The steel steamship Saint Nicholas was launched from the Whiteinch yard of J G Lawrie and Co Ltd (Yard No 54) on 17th June 1871. She measured 227.5′ x 27.2′ x 14.6′ and her tonnage was 787 gross tons, 455 net tons. She was powered by a triple expansion steam engine by Hall Russell delivering 175 net horse power.
Built for the North of Scotland, Orkney and Shetland Steam Navigation Company Ltd of Aberdeen. Her primary routes were between the northern isles and the mainland and the ports along the north and east coast. She was the first vessel to run from Aberdeen to Lerwick in 1891.

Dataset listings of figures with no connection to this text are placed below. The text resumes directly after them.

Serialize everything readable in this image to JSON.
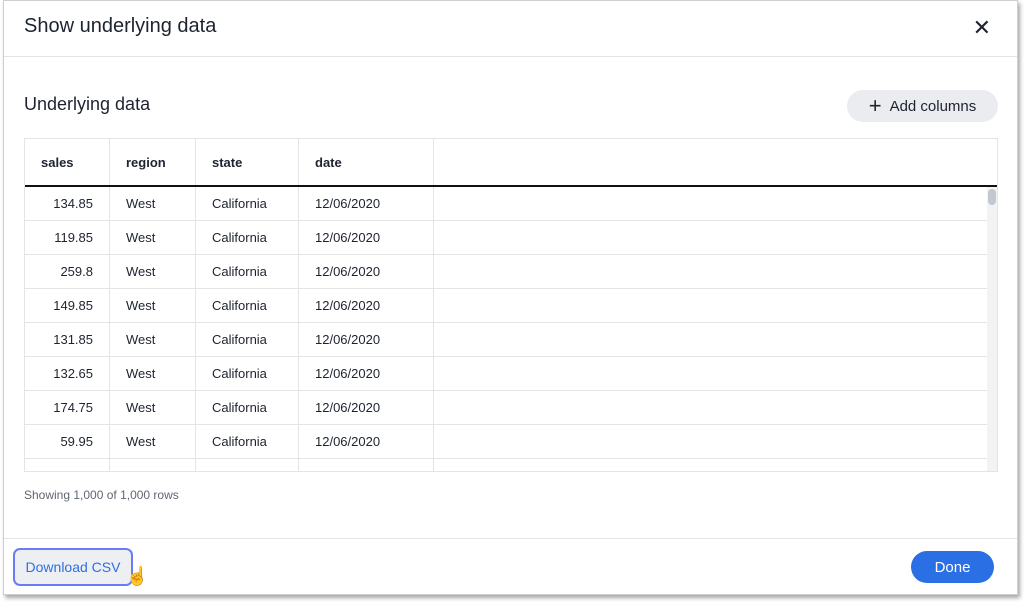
{
  "dialog": {
    "title": "Show underlying data",
    "close_icon": "close-icon"
  },
  "section": {
    "title": "Underlying data",
    "add_columns_label": "Add columns"
  },
  "table": {
    "columns": [
      "sales",
      "region",
      "state",
      "date"
    ],
    "rows": [
      [
        "134.85",
        "West",
        "California",
        "12/06/2020"
      ],
      [
        "119.85",
        "West",
        "California",
        "12/06/2020"
      ],
      [
        "259.8",
        "West",
        "California",
        "12/06/2020"
      ],
      [
        "149.85",
        "West",
        "California",
        "12/06/2020"
      ],
      [
        "131.85",
        "West",
        "California",
        "12/06/2020"
      ],
      [
        "132.65",
        "West",
        "California",
        "12/06/2020"
      ],
      [
        "174.75",
        "West",
        "California",
        "12/06/2020"
      ],
      [
        "59.95",
        "West",
        "California",
        "12/06/2020"
      ]
    ]
  },
  "row_count": "Showing 1,000 of 1,000 rows",
  "footer": {
    "download_label": "Download CSV",
    "done_label": "Done"
  },
  "colors": {
    "primary": "#2a6fe3",
    "focus_ring": "#6a7cf5"
  }
}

The Saint Nicholas left Scrabster on 17th June 1914 under the command of Captain W Johnson with a crew of twenty nine men, five passengers and a general cargo aboard. The weather at the time was hazy and the wind light from the south east. By 6:45pm they were passing Dunnet Head and by 7:30pm they were abreast of Stroma. The lighthouse at Stroma was sighted but by now the fog was getting denser. As they passed Duncansby Head the fog had thickened so much Captain Johnson ordered engines to half speed and slight course adjustment was made to take her towards Noss Head and Wick. At 9pm the fog horn at Noss Head was clearly heard and fifteen minutes later the engines were stopped to allow a depth sounding to be taken. Seven minutes later the engine were set to slow ahead but Johnson, sensing his vessel’s dangerous situation decided at 9:30pm to stop engines intending to anchor for the night.

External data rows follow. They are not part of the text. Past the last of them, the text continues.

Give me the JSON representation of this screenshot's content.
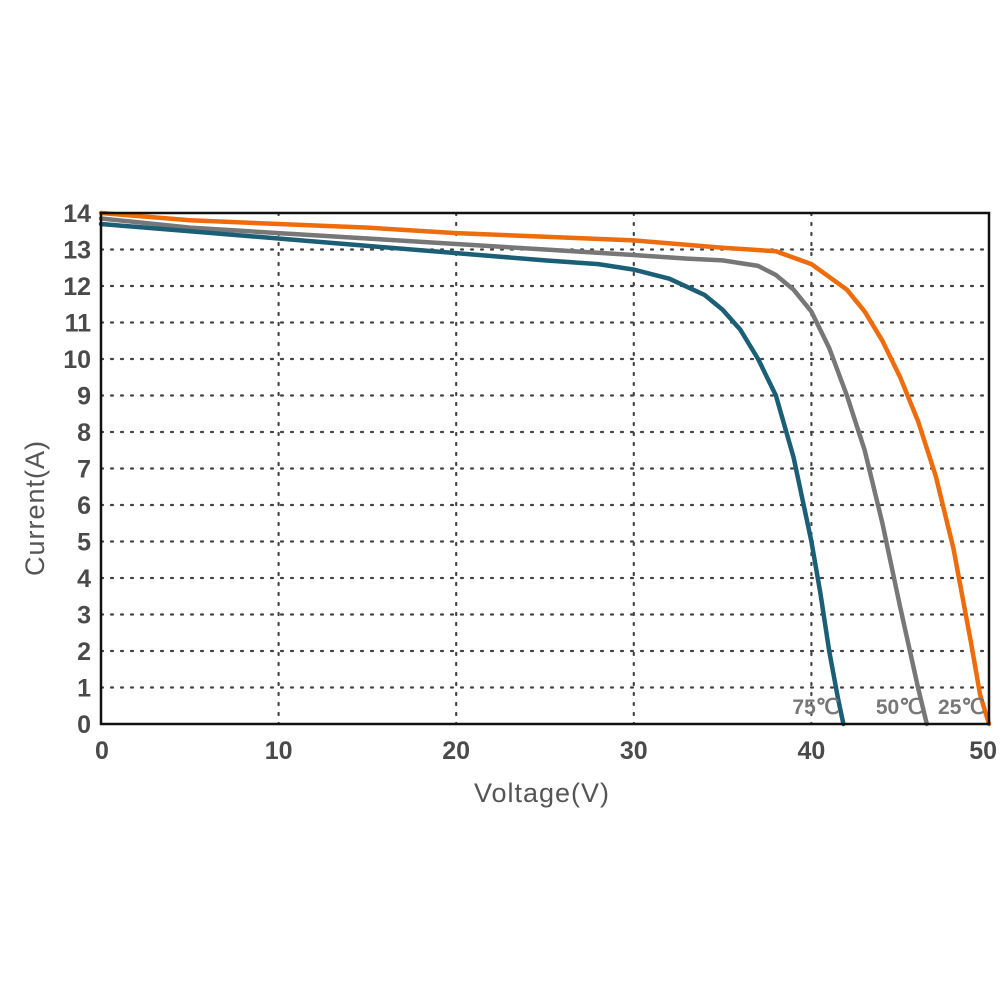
{
  "chart_data": {
    "type": "line",
    "title": "",
    "xlabel": "Voltage(V)",
    "ylabel": "Current(A)",
    "xlim": [
      0,
      50
    ],
    "ylim": [
      0,
      14
    ],
    "xticks": [
      0,
      10,
      20,
      30,
      40,
      50
    ],
    "yticks": [
      0,
      1,
      2,
      3,
      4,
      5,
      6,
      7,
      8,
      9,
      10,
      11,
      12,
      13,
      14
    ],
    "grid": true,
    "series": [
      {
        "name": "25℃",
        "color": "#ee6c0b",
        "x": [
          0,
          5,
          10,
          15,
          20,
          25,
          30,
          35,
          38,
          40,
          42,
          43,
          44,
          45,
          46,
          47,
          48,
          49,
          49.5,
          50
        ],
        "y": [
          14.0,
          13.8,
          13.7,
          13.6,
          13.45,
          13.35,
          13.25,
          13.05,
          12.95,
          12.6,
          11.9,
          11.3,
          10.5,
          9.5,
          8.3,
          6.8,
          4.8,
          2.2,
          0.8,
          0
        ]
      },
      {
        "name": "50℃",
        "color": "#777777",
        "x": [
          0,
          5,
          10,
          15,
          20,
          25,
          30,
          33,
          35,
          37,
          38,
          39,
          40,
          41,
          42,
          43,
          44,
          45,
          46,
          46.5
        ],
        "y": [
          13.85,
          13.6,
          13.45,
          13.3,
          13.15,
          13.0,
          12.85,
          12.75,
          12.7,
          12.55,
          12.3,
          11.9,
          11.3,
          10.3,
          9.0,
          7.5,
          5.5,
          3.2,
          1.0,
          0
        ]
      },
      {
        "name": "75℃",
        "color": "#1b5f77",
        "x": [
          0,
          5,
          10,
          15,
          20,
          25,
          28,
          30,
          32,
          34,
          35,
          36,
          37,
          38,
          39,
          40,
          40.5,
          41,
          41.5,
          41.8
        ],
        "y": [
          13.7,
          13.5,
          13.3,
          13.1,
          12.9,
          12.7,
          12.6,
          12.45,
          12.2,
          11.75,
          11.35,
          10.8,
          10.0,
          9.0,
          7.3,
          5.0,
          3.6,
          2.0,
          0.7,
          0
        ]
      }
    ],
    "curve_labels": [
      "75℃",
      "50℃",
      "25℃"
    ]
  }
}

However, at this point a special pre-arranged sound signal from the harbour pilot, was heard by the crew. This procedure had been put in place to cope with precisely this situation and therefore the captain began moving very slowly towards the signal. Unfortunately the captain had slightly miscalculated his actual position and, only a few minutes later, at 9:45pm, breakers were spotted directly ahead and, although the engines were reversed, it was too late and the Saint Nicholas ran aground. The engines were run in reverse for some time but she was stuck fast. Minutes later the pilot boat arrived on the scene and took off the passengers and the steward. The crew initially stayed aboard but, with the falling tide, the vessel took on a dangerous list to port and the captain ordered his crew into the boats. Soon after, with an ever increasing list to port as the tide fell, she slipped off the rocks and sank in deep water. The subsequent enquiry held that the master had predominantly managed the situation well but, a small error of judgement in the final moments had resulted in his ship running aground. She became a total loss.
The wreckage of the Saint Nicholas lie close to the shoreline where she sank in position 58° 26.389’N, 003° 03.196’W in water up to 20 metres deep. There is still substantial wreckage at the site with the huge boiler, engine, pistons and propeller still clearly visible.